On an individual basis, many people are experimenting with plant-based diets, minimizing consumption and being more conscious of where they put their money – and that includes ethical investing.
This is evidenced by the substantial growth in SRI (socially responsible investing), ESG (environmental, social, and governance) investing, and impact investing.
These funds account for over $12 trillion in assets under management, according to a 2018 survey by the U.S. Forum for Sustainable and Responsible Investment. This trend will continue to grow as we see a shift in consumer awareness and behavior.
While these terms are often used interchangeably, there are fundamental differences in how portfolio managers select the companies that go into their funds.
Socially responsible investing has been around since the 1970s and has been touted as too stringent – it was essentially a black-and-white approach that negatively screened companies based on specific ethical guidelines.
For example, it looked down upon companies involved in firearms, tobacco, adult entertainment, etc.
Essentially, SRI is based on principles and balancing economic profit.
ESG has provided investors with a broader selection of investments for their portfolios. ESG funds are driven by how environmental, social, and governance factors affect the financial performance of a company.

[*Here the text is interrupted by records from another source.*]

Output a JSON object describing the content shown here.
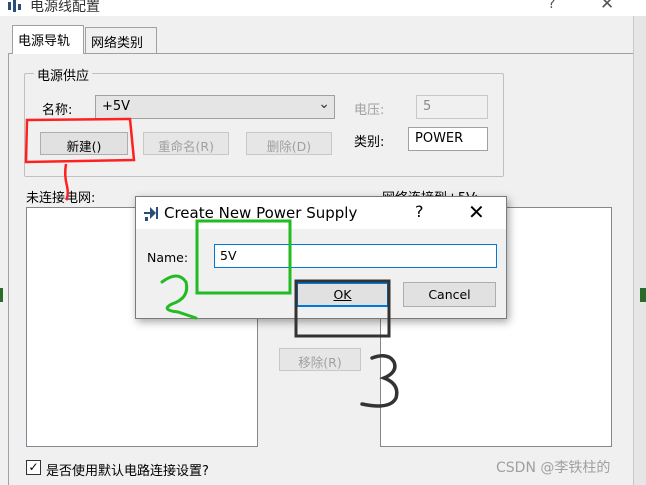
{
  "window": {
    "title": "电源线配置",
    "help": "?",
    "close": "✕"
  },
  "tabs": [
    {
      "label": "电源导轨",
      "selected": true
    },
    {
      "label": "网络类别",
      "selected": false
    }
  ],
  "power_group": {
    "title": "电源供应",
    "name_label": "名称:",
    "name_value": "+5V",
    "voltage_label": "电压:",
    "voltage_value": "5",
    "class_label": "类别:",
    "class_value": "POWER",
    "new_button": "新建()",
    "rename_button": "重命名(R)",
    "delete_button": "删除(D)"
  },
  "lists": {
    "unconnected_label": "未连接电网:",
    "connected_label": "网络连接到+5V:",
    "remove_button": "移除(R)"
  },
  "checkbox": {
    "label": "是否使用默认电路连接设置?",
    "checked": true
  },
  "dialog": {
    "title": "Create New Power Supply",
    "help": "?",
    "close": "✕",
    "name_label": "Name:",
    "name_value": "5V",
    "ok_button": "OK",
    "cancel_button": "Cancel"
  },
  "annotations": {
    "step2": "2",
    "step3": "3",
    "colors": {
      "red": "#ff2020",
      "green": "#22bb22",
      "gray": "#333333"
    }
  },
  "watermark": "CSDN @李铁柱的"
}
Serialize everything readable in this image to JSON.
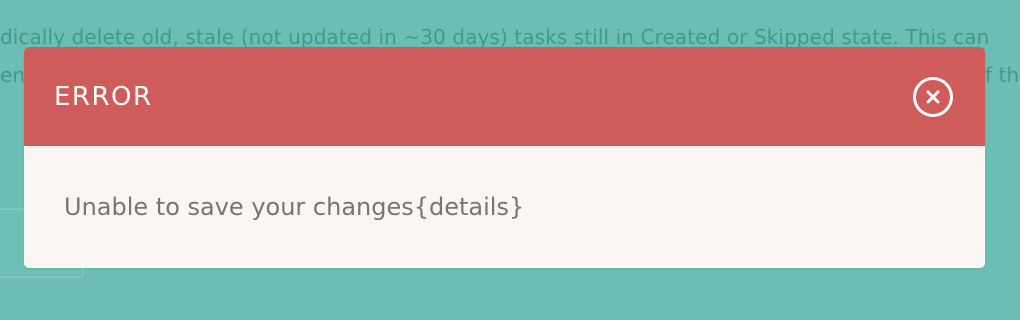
{
  "background": {
    "line1": "dically delete old, stale (not updated in ~30 days) tasks still in Created or Skipped state. This can",
    "line2": "eng",
    "line3": "f the"
  },
  "modal": {
    "title": "ERROR",
    "message": "Unable to save your changes{details}",
    "close_icon": "close-circle-icon"
  },
  "colors": {
    "page_bg": "#6cbeb2",
    "header_bg": "#d05b5b",
    "body_bg": "#faf6f4",
    "message_text": "#767676",
    "title_text": "#ffffff"
  }
}
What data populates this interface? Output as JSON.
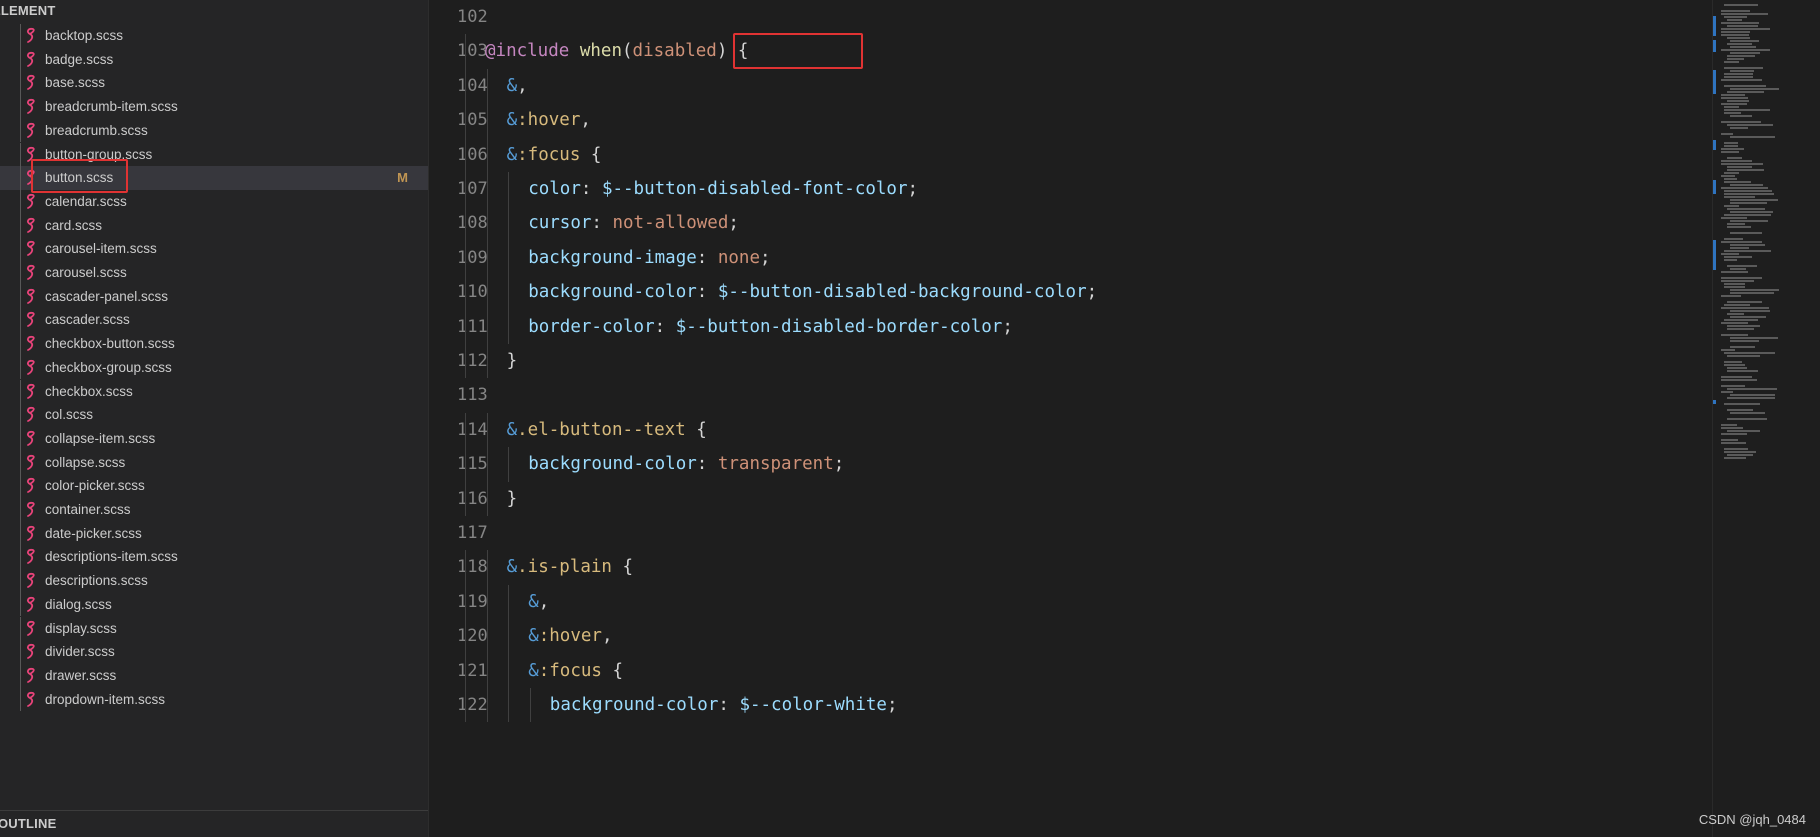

Financial performance is the primary objective, but these factors are integrated into the fundamental investment process, and fund managers use a framework to quantify the impact these factors have on the long-term profits of the companies they select.
For example, a portfolio manager might look at a company and assess their business model – do they have sustainable competitive advantages that allow them to achieve long-term profits? If so, how are they addressing environmental, social, and governance?
According to Bloomberg, Google (Alphabet) is the world’s biggest corporate buyer of green energy in 2019.
You’ll find when you dig into the top holdings of ESG funds, they will be heavily weighted toward technology companies.
One can argue, according to the chart above, that while Walmart adapts green energy policies, they don’t look so good when it comes to social standards. Walmart has faced accusations of providing poor working conditions and low wages for their employees.
This means Walmart may rank lower on the ESG scale, or be completely excluded from some funds.
This is one of the challenges when it comes to ESG investing : The standards may be loose for ESG Index funds, but tighter for ESG mutual funds as the portfolio managers have a say over which companies are screened.
Nowadays we’ll see a blend of SRI and ESG standards.
Impact investing focuses on addressing a specific social or environmental issue whether the company will be financially successful or not. Economic profit is not a priority. However, this doesn’t mean impact and profit are mutually exclusive. The purpose of impact investing is to ensure a positive social or environmental result with the capital that has been deployed.
While we can sit here all day and debate ethics and company morality, when it comes to building a sustainable investment portfolio, it ultimately comes down to what you value, and what you’re willing to accept.